Les cas d’annulation d’une sentence soumis au juge français sont limitativement énumérés par les articles 1483 et 1484 du Code de procédure civile, lesquels sanctionnent principalement la violation grave des règles régissant la procédure d’arbitrage.

Au cas d’espèce, le motif d’annulation résulte, pour la Cour de cassation, de l’existence d’une « res judicata » (l’autorité de la chose jugée) opposable à la seconde sentence. En pratique, cette situation se rencontre souvent en cas d’arbitrages successifs entre les mêmes parties et pose la question des moyens de défense contre un recours qui peut s’avérer dilatoire.

La Cour de cassation transpose à l’arbitrage un moyen jusque là utilisé par le justiciable devant les juridictions françaises de droit commun, par parallélisme procédural : l’autorité de la chose jugée (« res judicata ») s’étend désormais à tous les moyens qui auraient dû être soulevés au cours de la première procédure d’arbitrage.

Cette solution semble contestable pour plusieurs raisons.
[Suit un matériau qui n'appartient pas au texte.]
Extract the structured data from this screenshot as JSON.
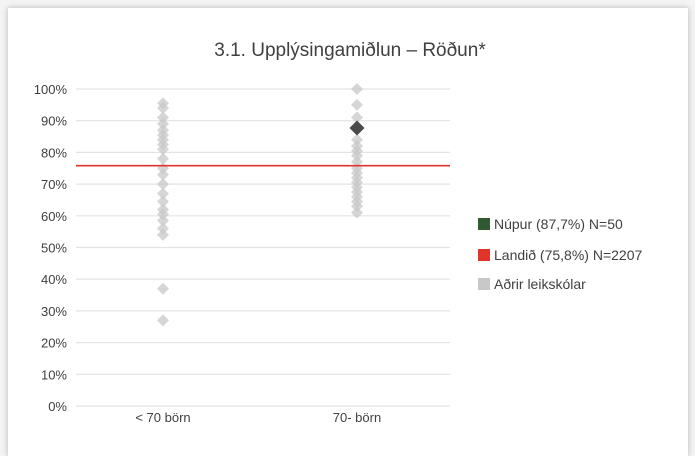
{
  "chart_data": {
    "type": "scatter",
    "title": "3.1. Upplýsingamiðlun – Röðun*",
    "categories": [
      "< 70 börn",
      "70- börn"
    ],
    "yticks": [
      "0%",
      "10%",
      "20%",
      "30%",
      "40%",
      "50%",
      "60%",
      "70%",
      "80%",
      "90%",
      "100%"
    ],
    "ylim": [
      0,
      100
    ],
    "grid": true,
    "legend_position": "right",
    "reference_line": {
      "name": "Landið (75,8%) N=2207",
      "value": 75.8,
      "color": "#e0332a"
    },
    "highlight": {
      "name": "Núpur (87,7%) N=50",
      "category": "70- börn",
      "value": 87.7,
      "color": "#2f5a32"
    },
    "others": {
      "name": "Aðrir leikskólar",
      "color": "#c8c8c8",
      "points": [
        {
          "category": "< 70 börn",
          "values": [
            95.5,
            94,
            91,
            89,
            87,
            85.5,
            84,
            82.5,
            81,
            78,
            75,
            73,
            70,
            67,
            64.5,
            62,
            60.5,
            58.5,
            56,
            54,
            37,
            27
          ]
        },
        {
          "category": "70- börn",
          "values": [
            100,
            95,
            91,
            84,
            82,
            80.5,
            79,
            77,
            75,
            73.5,
            72,
            70.5,
            69,
            67.5,
            66,
            64.5,
            63,
            61
          ]
        }
      ]
    }
  },
  "legend": {
    "items": [
      {
        "label": "Núpur (87,7%) N=50",
        "color": "#2f5a32"
      },
      {
        "label": "Landið (75,8%) N=2207",
        "color": "#e0332a"
      },
      {
        "label": "Aðrir leikskólar",
        "color": "#c8c8c8"
      }
    ]
  }
}
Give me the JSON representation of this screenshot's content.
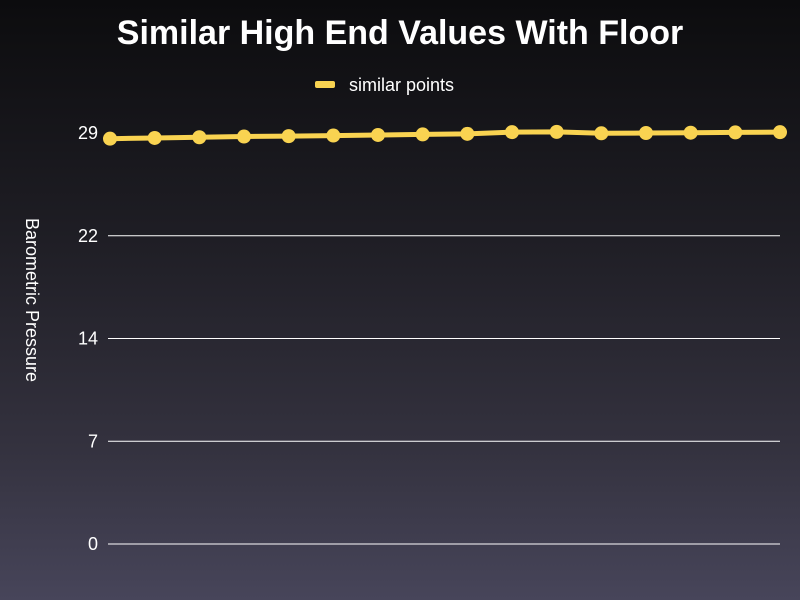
{
  "chart_data": {
    "type": "line",
    "title": "Similar High End Values With Floor",
    "xlabel": "",
    "ylabel": "Barometric Pressure",
    "ylim": [
      0,
      29
    ],
    "y_ticks": [
      "0",
      "7",
      "14",
      "22",
      "29"
    ],
    "y_tick_values": [
      0,
      7.25,
      14.5,
      21.75,
      29
    ],
    "grid": true,
    "legend_position": "top-center",
    "series": [
      {
        "name": "similar points",
        "color": "#f9d351",
        "values": [
          28.6,
          28.65,
          28.7,
          28.75,
          28.78,
          28.82,
          28.86,
          28.9,
          28.94,
          29.06,
          29.08,
          28.98,
          29.0,
          29.02,
          29.04,
          29.06
        ]
      }
    ]
  }
}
La res judicata demeure, à notre sens, un argument de procédure à manier, dès l’examen de la compétence, par le second tribunal arbitral saisi par des parties identiques pour des faits similaires. A ce sujet, deux situations peuvent se rencontrer :

- La partie succombante au premier arbitrage peut tenter d’obtenir sur la base des même faits et à l’encontre des mêmes parties, une solution plus favorable. Le demandeur, en créant l’apparence d’une situation nouvelle aux yeux des arbitres, peut tenter d’obtenir réparation d’un même dommage.

- Le Demandeur à l’arbitrage, victorieux lors d’une première procédure, peut espérer une condamnation additionnelle du Défendeur par rapport à la première sentence. Cette situation est proche de celle débattue devant la Cour de cassation.

En tout état de cause, la stratégie reste la même : il convient d’invoquer l’irrecevabilité de la demande d’arbitrage in limine litis et de démontrer aux arbitres les conditions justifiant l’application de l’autorité de la chose jugée. Le tribunal pourrait alors examiner si le nouveau fondement juridique des demandes a déjà été évoqué et traité lors du premier arbitrage.

Cette solution aurait le mérite d’être soulevée dès le commencement de la procédure d’arbitrage (in limine litis) et non au terme d’une procédure d’annulation de la sentence.

Portée de la décision

Gouvernée par le principe d’exécution de bonne foi des conventions, la clause compromissoire ne saurait donner le loisir à une partie signataire de recourir à l’arbitrage pour les mêmes faits, jusqu’à l’obtention d’une sentence favorable.

En se prononçant comme elle l’a fait, la Haute juridiction a voulu encadrer cette pratique en imposant aux parties de présenter toutes les demandes fondées sur la même cause dès la première procédure. A défaut d’exhaustivité, la portée de l’arrêt rendu par la Cour de cassation démontre que la res judicata sera néanmoins appliquée à tous moyens (discutés ou non dans la procédure d’arbitrage).

Cette position présente, en pratique, de nombreux inconvénients et porte atteinte à des droits fondamentaux, tel que le principe du contradictoire. Comment pourrait-on reconnaître l’autorité de la chose jugée (art. 1351 du Code civil) à une question qui n’a pas été débattue simplement parce qu’elle aurait dû l’être ? De même, l’arbitrage étant une procédure dont l’étendue est généralement délimitée par les parties au moyen d’un acte de mission ou par l’objet de l’arbitrage fixé par la demande, l’application du « regroupement de moyens » pourrait aboutir à une extension de la mission des arbitres, non souhaitée par les parties. Afin de prévenir cette pratique, certains règlements d’arbitrage autorisent l’arbitre à traiter tout le litige et subordonnent le règlement de demandes nouvelles naissant en cours de procédure (voir par exemple, article 19 du Règlement d’arbitrage CCI) au principe du strict respect du contradictoire.

Gageons que cette jurisprudence ne sera qu’un épiphénomène et que les juges reviendront à plus de raison procédurale. L’avenir nous le dira.